Un nouveau front a été ouvert par Manuel Valls dans cette guerre tous azimuts dans laquelle l’exécutif s’est lancée – au nom de la lutte contre le terrorisme et des petites tactiques électorales. Ce nouveau front? La laïcité. Ça faisait longtemps, aussi… Inlassablement triturée, tirée à hue et à dia, la laïcité a depuis belle lurette été sacrifiée sur l’autel du soi-disant rassemblement de la nation. Pourquoi ne s’en tient-on pas au texte de la loi de 1905, et à l’esprit qui l’anime, qui donnent de la laïcité une définition ouverte, tolérante, respectueuse de tous les cultes à la seule condition qu’ils n’empiètent pas sur les prérogatives de l’Etat, neutre par vocation? Notre premier Ministre n’en a évidemment cure.
L’important, c’est de taper, et de taper fort !
Haro sur l’Observatoire de la laïcité présidé par Jean-Louis Bianco, et sur Jean-Louis Bianco lui-même! Pourquoi? Parce qu’il est le signataire d’une pétition parue le 15 novembre dernier, deux jours après les attentats. M. Valls n’a-t-il donc pas vu que l’avocat Jean-Pierre Mignard, un proche de François Hollande, me semble-t-il, la présidente de la CNCDH, Christine Lazerges, le Grand Rabbin de France, un membre dirigeant du CRIF, et quelques autres dignitaires ont eux aussi signé ce texte?
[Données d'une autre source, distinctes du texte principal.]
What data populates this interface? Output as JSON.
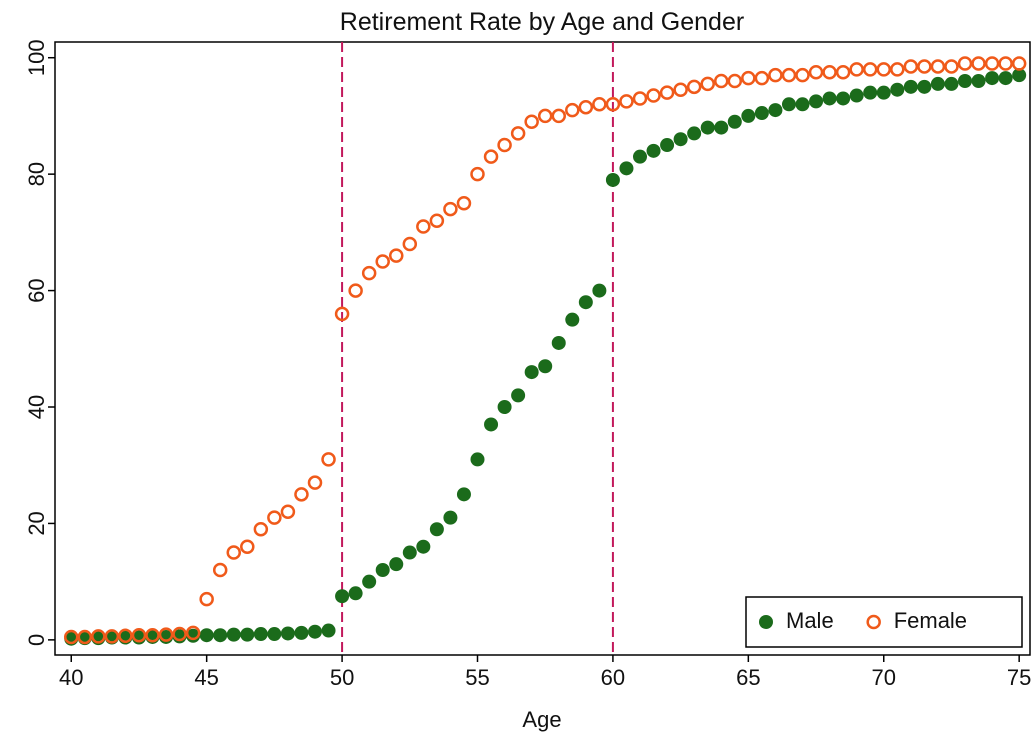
{
  "chart_data": {
    "type": "scatter",
    "title": "Retirement Rate by Age and Gender",
    "x_label": "Age",
    "x": [
      40,
      40.5,
      41,
      41.5,
      42,
      42.5,
      43,
      43.5,
      44,
      44.5,
      45,
      45.5,
      46,
      46.5,
      47,
      47.5,
      48,
      48.5,
      49,
      49.5,
      50,
      50.5,
      51,
      51.5,
      52,
      52.5,
      53,
      53.5,
      54,
      54.5,
      55,
      55.5,
      56,
      56.5,
      57,
      57.5,
      58,
      58.5,
      59,
      59.5,
      60,
      60.5,
      61,
      61.5,
      62,
      62.5,
      63,
      63.5,
      64,
      64.5,
      65,
      65.5,
      66,
      66.5,
      67,
      67.5,
      68,
      68.5,
      69,
      69.5,
      70,
      70.5,
      71,
      71.5,
      72,
      72.5,
      73,
      73.5,
      74,
      74.5,
      75
    ],
    "series": [
      {
        "name": "Male",
        "color": "#1b6b1b",
        "marker": "filled",
        "values": [
          0.2,
          0.3,
          0.3,
          0.4,
          0.4,
          0.4,
          0.5,
          0.5,
          0.6,
          0.7,
          0.8,
          0.8,
          0.9,
          0.9,
          1.0,
          1.0,
          1.1,
          1.2,
          1.4,
          1.6,
          7.5,
          8,
          10,
          12,
          13,
          15,
          16,
          19,
          21,
          25,
          31,
          37,
          40,
          42,
          46,
          47,
          51,
          55,
          58,
          60,
          79,
          81,
          83,
          84,
          85,
          86,
          87,
          88,
          88,
          89,
          90,
          90.5,
          91,
          92,
          92,
          92.5,
          93,
          93,
          93.5,
          94,
          94,
          94.5,
          95,
          95,
          95.5,
          95.5,
          96,
          96,
          96.5,
          96.5,
          97
        ]
      },
      {
        "name": "Female",
        "color": "#f05a1a",
        "marker": "hollow",
        "values": [
          0.5,
          0.5,
          0.6,
          0.6,
          0.7,
          0.8,
          0.8,
          0.9,
          1.0,
          1.2,
          7,
          12,
          15,
          16,
          19,
          21,
          22,
          25,
          27,
          31,
          56,
          60,
          63,
          65,
          66,
          68,
          71,
          72,
          74,
          75,
          80,
          83,
          85,
          87,
          89,
          90,
          90,
          91,
          91.5,
          92,
          92,
          92.5,
          93,
          93.5,
          94,
          94.5,
          95,
          95.5,
          96,
          96,
          96.5,
          96.5,
          97,
          97,
          97,
          97.5,
          97.5,
          97.5,
          98,
          98,
          98,
          98,
          98.5,
          98.5,
          98.5,
          98.5,
          99,
          99,
          99,
          99,
          99
        ]
      }
    ],
    "xlim": [
      39.4,
      75.4
    ],
    "ylim": [
      -2.6,
      102.7
    ],
    "xticks": [
      40,
      45,
      50,
      55,
      60,
      65,
      70,
      75
    ],
    "yticks": [
      0,
      20,
      40,
      60,
      80,
      100
    ],
    "vlines": [
      50,
      60
    ],
    "vline_color": "#c2185b",
    "legend": "bottom-right"
  }
}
Le problème? Quelques noms portés, selon notre Premier ministre, par certains des « représentants les plus virulents de l’islam politique ». Que quelques-uns d’entre eux aient des idées politiques en effet quelque peu tranchantes ne modifie ni le sens, ni la portée du texte signé, tant est grande la diversité de celles et de ceux qui s’y sont retrouvés.
Qu’importait! Il fallait que Jean-Louis Bianco fût devenu un furieux islamiste pour s’être joint à cette clique! Lundi, lors de sa conférence chez les amis du CRIF, dont le statut et les positions ne peuvent certes pas être tenues pour non-communautaires, M. Valls s’en est donc pris à cet Observatoire, mis en place par la gauche, à son président, et à la laïcité prônée par ce dernier, décidément trop accommodante à ses yeux.
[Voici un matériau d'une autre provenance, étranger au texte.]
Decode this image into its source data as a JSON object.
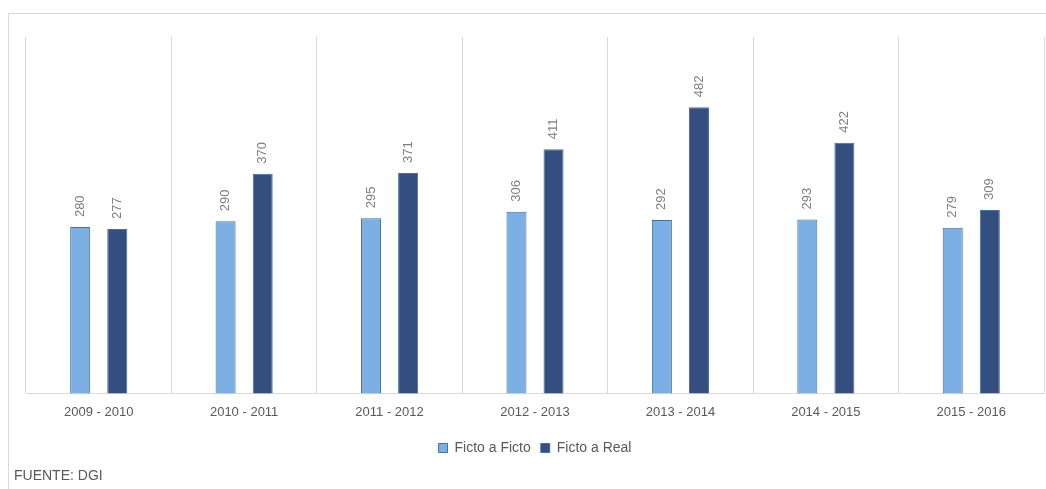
{
  "chart_data": {
    "type": "bar",
    "categories": [
      "2009 - 2010",
      "2010 - 2011",
      "2011 - 2012",
      "2012 - 2013",
      "2013 - 2014",
      "2014 - 2015",
      "2015 - 2016"
    ],
    "series": [
      {
        "name": "Ficto a Ficto",
        "color": "#7cafe3",
        "values": [
          280,
          290,
          295,
          306,
          292,
          293,
          279
        ]
      },
      {
        "name": "Ficto a Real",
        "color": "#344e80",
        "values": [
          277,
          370,
          371,
          411,
          482,
          422,
          309
        ]
      }
    ],
    "data_labels": true,
    "grid": "x",
    "legend": "bottom",
    "tick_labels": "x",
    "annotations": [
      "FUENTE: DGI"
    ]
  }
}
Un « ami des Juifs » bien indésirable
Le lieu choisi pour lancer ces invectives était le pire que l’on pût imaginer. Tout était réuni pour conforter les antisémites de tous poils dans leurs petites idées complotistes. Était-ce le Premier ministre de la France qui s’exprimait? Ou M. Valls n’était-il que le porte-voix de la « communauté » dont il était l’hôte?
L’impair était d’autant plus grave que nul ne se souvenait que le même M. Valls eût jugé bon de faire preuve du même laïcisme agressif pour « recadrer », comme on dit, les députés Habib et Goasguen arrivés à l’Assemblée nationale kippa sur la tête pour prétendument se solidariser avec le professeur d’école juive attaqué à coups de machette pour la seule raison qu’il était juif. Là, pour le coup, la loi de 1905 et son esprit semblaient bien avoir été violés, non? Par ailleurs, la solidarité, légitime, ne doit-elle pas s’afficher avec les femmes à fichu comme avec les hommes à kippa lorsqu’ils sont agressés?
Calculs et manœuvres
La querelle entre laïcistes agressifs et laïcs sereins n’est pas nouvelle. Des laïcistes socialistes, Manuel Valls en tête, ont trouvé leur pasionaria féministe en Caroline Fourest (je l’ai souvent vue arpenter la cour du Sénat sous la Présidence Bel), et leur petit maître à penser en Mohamed Sifaoui. L’un comme l’autre surfant sur la vague, parce que la laïcité radicale, figurez-vous, est un petit business! Jetez-y vous donc, vous pourriez bientôt devenir un homme ou une femme d’influence écouté(e).
Avant le vote sur la constitutionnalisation de l’état d’urgence et la déchéance de la nationalité pour les binationaux, Manuel Valls a probablement voulu envoyer un signe positif au RDSE, dont quelques membres siègent à l’Observatoire de la laïcité, et qui présente une proposition de loi dans les jours qui viennent au Sénat pour l’inscription de la laïcité… dans la Constitution ! Comme si la loi de 1905 ne suffisait pas. La Constitution est décidément en passe de devenir un vrai fourre-tout.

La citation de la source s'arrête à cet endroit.